The French Impressionists (November 18; 8 to 10 p.m.; Channel 21) doesn't tell us much we didn't already know, but tells it in high-definition, so the color sticks, the light explodes, and if we can't leave immediately for Paris, we will want at least to listen to Edith Piaf. Frank Deford is an agreeable tour guide among the famous paintings by Monet, Pissaro, Renoir, Degas, Cézanne, Gauguin, Cassatt, and van Gogh, while also explaining what led up to a revolution in sensibility.
Invincible (November 18; 8 to 10 p.m.; TBS) is as much fun to look at as it is ludicrous to contemplate. Billy Zane stars as Os, a 2,000-year-old Shadowman, or fallen angel, who has seen the light as well as the terrible swift sword of the White Warrior, converts to a blissful wushu, and trains four "Elements" (Air, Fire, Water, Metal) to do martial-arts battle with forces of evil bent on opening a "vortex" to destroy our world. The rest is Crouching Buffy Meets Kung Fu.
In Love and War (November 18; 9 to 11 p.m.; CBS), an adaptation by Sir John Mortimer of Eric Newby's autobiography, recounts a World War II love affair in Occupied Italy between a British POW (Callum Blue) and a Slovenian anti-fascist's daughter (Barbora Bobulova) who bicycles to his rescue. Italy looks sort of French Impressionist, the young lovers are equally handsome, and we are cheered to learn at the end that their real-life counterparts recently celebrated their fifty-fifth wedding anniversary.

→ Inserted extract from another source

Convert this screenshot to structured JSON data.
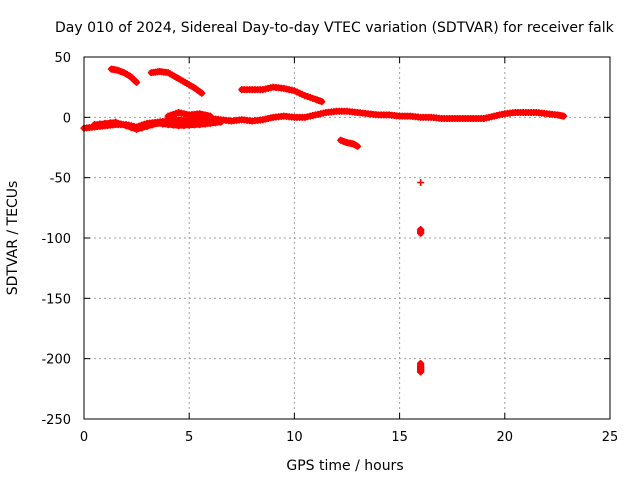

The Nightclub Years (November 18; 9 to 11 p.m.; A&E) is a perfectly good excuse to hear Frank Sinatra, Sophie Tucker, Milton Berle, Lena Horne, and Dean Martin and Jerry Lewis, as the likes of Alan King and Barbara Walters sound-bite about what the Latin Quarter, Blue Angel, and the rest did to the livers and lungs of New Yorkers and Angelenos in the decades of scotch and smoke between vaudeville and television.